For what is revealed by a test on the independent variable has immediate factual consequences for what is then revealed about the twinned "dependent" variable. (Which is not some super-luminal/non-local effect BUT late/delayed FACTUAL news about a pristine property that was in existence immediately after the relevant spin-conserving decay; a property of one twin, NOW revealed by a test on the other twin. A property hidden until revealed by testing; such is the nature of many beables.)

So, in (21) we see the consequence of having one independent variable in our function-set: we can eliminate the Q that acts on the eliminated "dependent" variable.* So, the selected independent variable λ' (your choice; but the paper has pedagogically selected λ' ) in its response function R' is acted on by its Q', to reveal standard SGD(b') outcomes ±1; to THUS reveal the IF component of our maths: In this composite case, λ' = ±b'. The THEN then follows in the remaining response function: (-λ'.a) = (-(±b').a), respectively. So the reducing full-function-set consists of {(-(±b').a)(±1)} = {-b'.a} = -b'.a: QED. (Your understanding perhaps not helped here by my shortcut with ±b' combined. SO, as a good exercise, I suggest that you do them separately.)

Thus (22) follows: with this expanded note to the introductory phrase (for aid/clarity): "or, equivalently, completing (19) WITH THE SUPERFLUOUS* Q-FUNCTION DELETED, as at the start of (21): ...

Somewhat surprisingly, I believe that such analysis is clearer with increasing numbers of particles: so you may find that wresting with (26)-(37) is a better introduction-to/explanation-of (19)-(22). Particularly if you choose a different beable; contrary to the example in the paper. The guiding light being that here is only one correct answer; as per the paper.

NOW: What is the physical significance of CLR's reduction of (19) to (21) or (22)?

Under CLR's If/Then maths: IF pristine λ' is revealed by Bob's test to be equivalent to +b' -- THEN it is a fact (a pre-existing one) that pristine λ (= -λ') is equivalent to -b'. A result that can be experimentally confirmed by an Alice test employing SGD(-b) -- with no prime here because this is an Alice setting! But independent of Alice doing such a test: λs equivalent to -b' (= -b) will give a spread of results under an Alice test with her SGD set at anything other that ±b.
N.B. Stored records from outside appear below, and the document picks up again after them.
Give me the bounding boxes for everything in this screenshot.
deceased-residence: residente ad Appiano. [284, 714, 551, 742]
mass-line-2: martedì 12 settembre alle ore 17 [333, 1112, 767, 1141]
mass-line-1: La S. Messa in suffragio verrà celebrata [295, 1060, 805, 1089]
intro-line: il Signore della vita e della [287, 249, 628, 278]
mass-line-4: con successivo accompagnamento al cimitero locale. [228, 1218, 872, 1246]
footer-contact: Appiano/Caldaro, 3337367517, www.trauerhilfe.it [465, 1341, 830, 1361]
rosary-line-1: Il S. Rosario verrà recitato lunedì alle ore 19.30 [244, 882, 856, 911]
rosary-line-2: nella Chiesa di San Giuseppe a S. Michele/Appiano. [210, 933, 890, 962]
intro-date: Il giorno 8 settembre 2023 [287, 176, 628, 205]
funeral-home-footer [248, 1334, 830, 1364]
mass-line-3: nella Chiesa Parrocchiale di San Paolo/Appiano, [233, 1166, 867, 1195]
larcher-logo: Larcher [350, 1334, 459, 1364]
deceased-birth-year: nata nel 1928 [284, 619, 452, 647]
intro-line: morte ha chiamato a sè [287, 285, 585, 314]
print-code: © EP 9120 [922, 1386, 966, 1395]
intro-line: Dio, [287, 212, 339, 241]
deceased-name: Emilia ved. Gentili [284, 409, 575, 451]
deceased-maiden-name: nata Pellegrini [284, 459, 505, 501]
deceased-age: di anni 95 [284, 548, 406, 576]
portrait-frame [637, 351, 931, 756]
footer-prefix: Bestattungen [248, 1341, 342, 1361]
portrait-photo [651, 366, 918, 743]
This spread is demonstrated in (23)-(24) where the familiar trig functions are seen. In other words; the set of λ ~ -b makes law-based transitions to ±a under Alice's test with SGD(a). This spread is understandable because the SGD squeeze-function maps an infinity of λs to just two DECs; so our factual knowledge is limited to those two facts -- plus the distributive LAW.

Concluding, for now, Fredi: I'm not sure how helpful the above will be. But -- if you have any interest in Bell's EPR work -- I encourage you to understand every move in every CLR equation. And I'm happy to help; at every step: together finding improvements and clarifications along the way.

PS: Moreover, by way of encouragement; apart from the fact that you'll be on Einstein's side: I doubt we'll find errors! For every CLR result accords with the experimental evidence: CLR at the same time revealing (from first principles) a chain of errors in Bell's work -- for which there is neither experimental confirmation nor logical justification.

* PPS: For the mathematically inclined, the CLR maths proceeds equally satisfactorily if the superfluous Q is NOT removed and the distributive is used. In that case, in EPRB, a selected Q-function is allowed to operate on the other Q-function by becoming a Q-functional. The selection of such a functional, it will be seen, is equivalent to the elimination of the redundant Q.